Y sería un error pensar que este tipo de poderosa exterioridad puede ser eliminada a través del progreso moderno y
de las revoluciones democráticas. El progreso es racional. Pero no por
casualidad, nuestra cultura supone que el artista está loco, o al menos
obsesionado. Foucault pensó que los curanderos, brujos y profetas ya no tenían un lugar prominente en
nuestra sociedad y se volvieron figuras excluidas, confinadas a las clínicas
psiquiátricas. Pero nuestra cultura es, fundamentalmente, una cultura de la
fama, y uno no puede volverse famoso sin estar loco (o al menos pretender
estarlo). Obviamente, Foucault leyó demasiados libros científicos y sólo unas pocas
revistas de sociedad y de farándula, porque en ese caso hubiera sabido cuál era
el verdadero espacio social de la gente loca hoy en día. Es bien sabido también
que la élite política contemporánea es parte de la cultura de la farándula, es
decir que es exterior a la sociedad que rige. Esta élite es global,
extra-democrática, trans-estatal, exterior a cualquier comunidad organizada
democráticamente, paradigmáticamente privada y, de hecho, estructuralmente loca,
insana.
Ahora estas reflexiones no deberían ser malinterpretadas como una
crítica que hago a la instalación como forma estética, a partir de demostrar su
carácter soberano. El objetivo del arte, después de todo, no es cambiar las
cosas (de todas maneras las cosas van cambiando por sí mismas todo el tiempo).

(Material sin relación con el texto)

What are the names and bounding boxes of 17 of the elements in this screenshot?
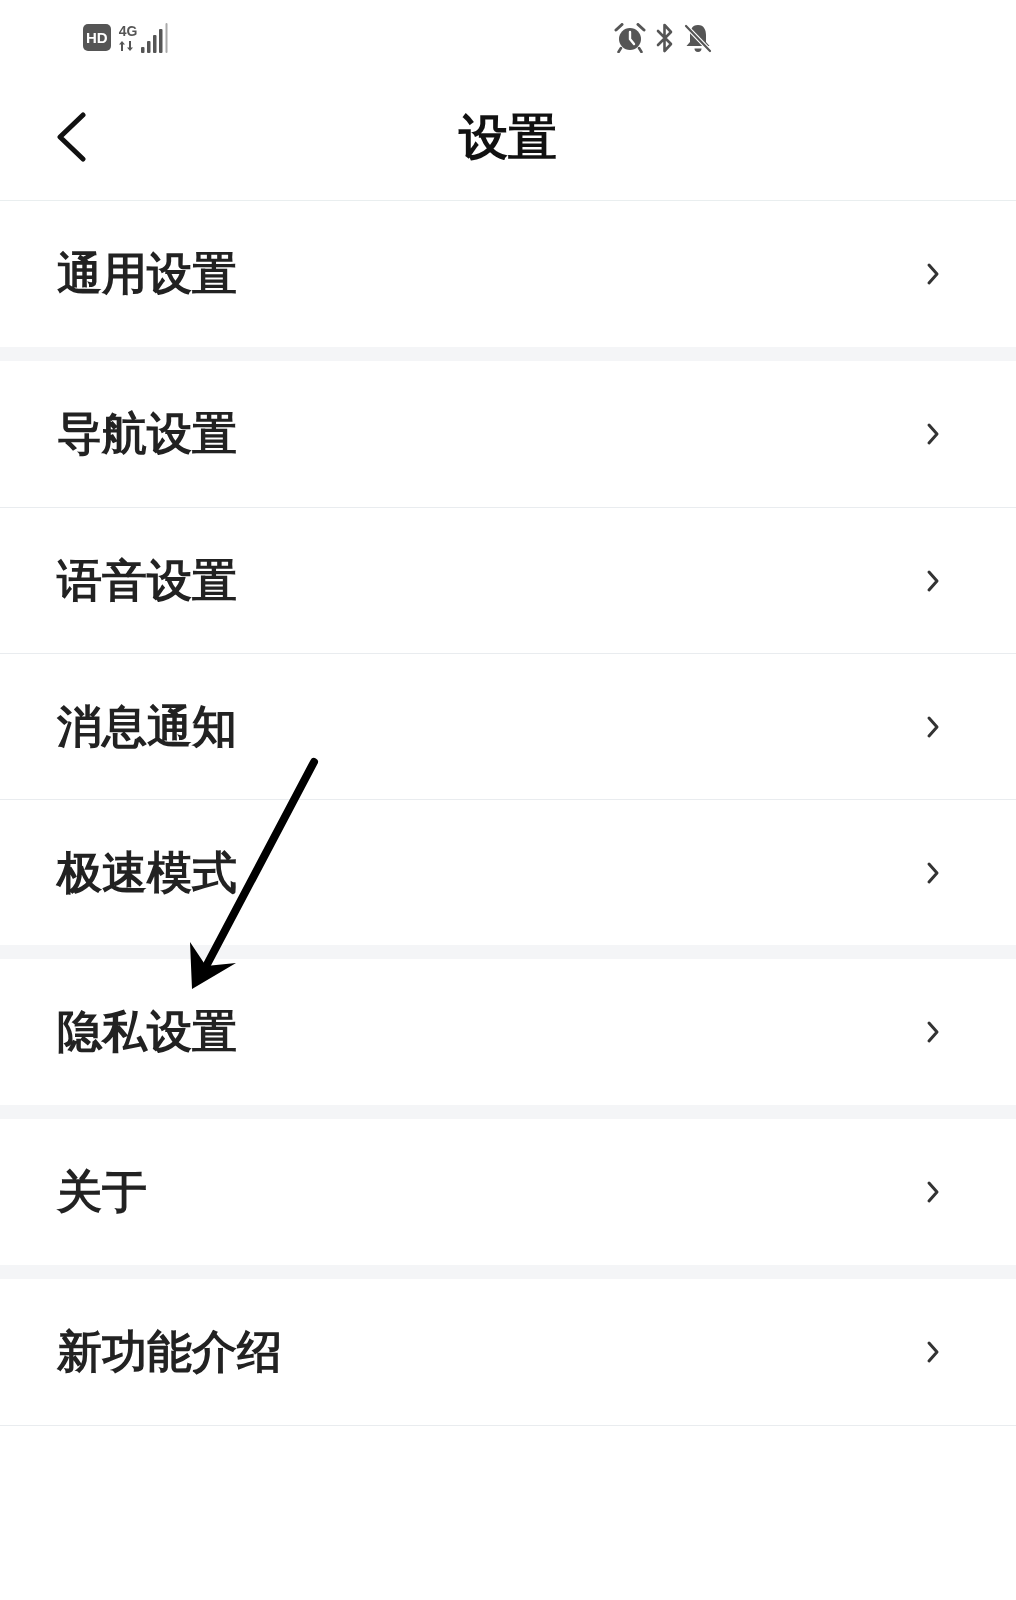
- network-type-label: 4G: [118, 24, 138, 38]
- chevron-right-icon: [926, 568, 940, 593]
- bell-off-icon: [684, 22, 712, 53]
- chevron-right-icon: [926, 422, 940, 446]
- signal-icon: [141, 22, 169, 53]
- page-title: 设置: [459, 107, 557, 168]
- chevron-right-icon: [926, 1020, 940, 1044]
- chevron-right-icon: [926, 1180, 940, 1204]
- chevron-right-icon: [926, 714, 940, 739]
- back-icon[interactable]: [56, 112, 88, 162]
- chevron-right-icon: [926, 1340, 940, 1364]
- chevron-right-icon: [926, 860, 940, 885]
- chevron-right-icon: [926, 262, 940, 286]
- hd-badge: HD: [83, 24, 111, 51]
- bluetooth-icon: [656, 22, 674, 53]
- data-arrows-icon: [118, 41, 133, 51]
- alarm-clock-icon: [614, 22, 646, 53]
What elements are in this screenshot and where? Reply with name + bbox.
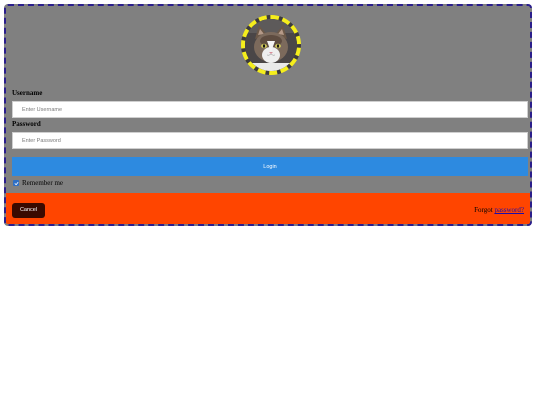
forgot-password-link[interactable]: password? [494, 206, 524, 214]
forgot-prefix: Forgot [474, 206, 495, 214]
password-label: Password [12, 120, 41, 128]
login-card: Username Password Login Remember me Canc… [4, 4, 532, 226]
cat-avatar-image [241, 15, 301, 75]
username-input[interactable] [12, 101, 528, 118]
remember-me-row[interactable]: Remember me [13, 178, 63, 188]
login-button[interactable]: Login [12, 157, 528, 176]
cancel-button[interactable]: Cancel [12, 203, 45, 218]
cat-avatar-icon [245, 19, 297, 71]
remember-me-checkbox[interactable] [13, 180, 19, 186]
remember-me-label: Remember me [22, 179, 64, 187]
checkmark-icon [14, 181, 18, 185]
username-label: Username [12, 89, 43, 97]
footer-bar: Cancel Forgot password? [6, 193, 530, 224]
forgot-password-text: Forgot password? [474, 206, 524, 214]
password-input[interactable] [12, 132, 528, 149]
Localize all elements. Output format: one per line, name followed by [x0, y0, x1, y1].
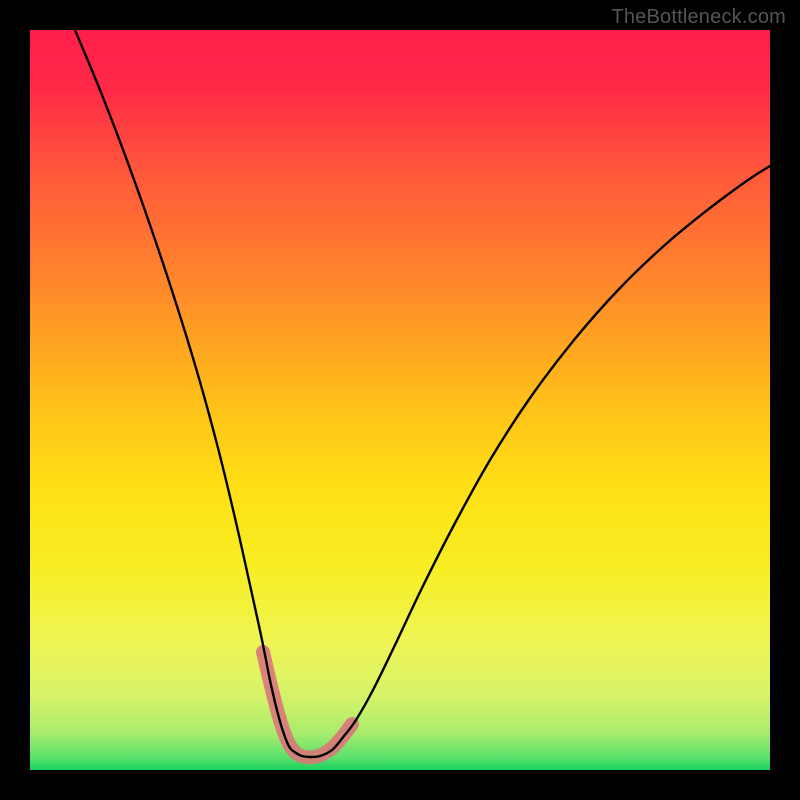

La función del arte es, en cambio, mostrar, hacer visibles realidades que
generalmente se pasan por alto. Al asumir una responsabilidad estética de una
manera muy explícita, para medio del diseño del espacio de la instalación, el
artista revela la dimensión soberana y oculta del orden contemporáneo democrático
que la política, en la mayoría de los casos, trata de esconder. El espacio de
la instalación es donde estamos inmediatamente confrontados con el carácter
ambiguo de la noción contemporánea de libertad que funciona en nuestras
democracias como una tensión entre libertad soberana e institucional. La
instalación artística es así un espacio de develación (en el sentido heideggereano)
del poder heterotópico y soberano que se esconde detrás de la oscura
transparencia del orden democrático.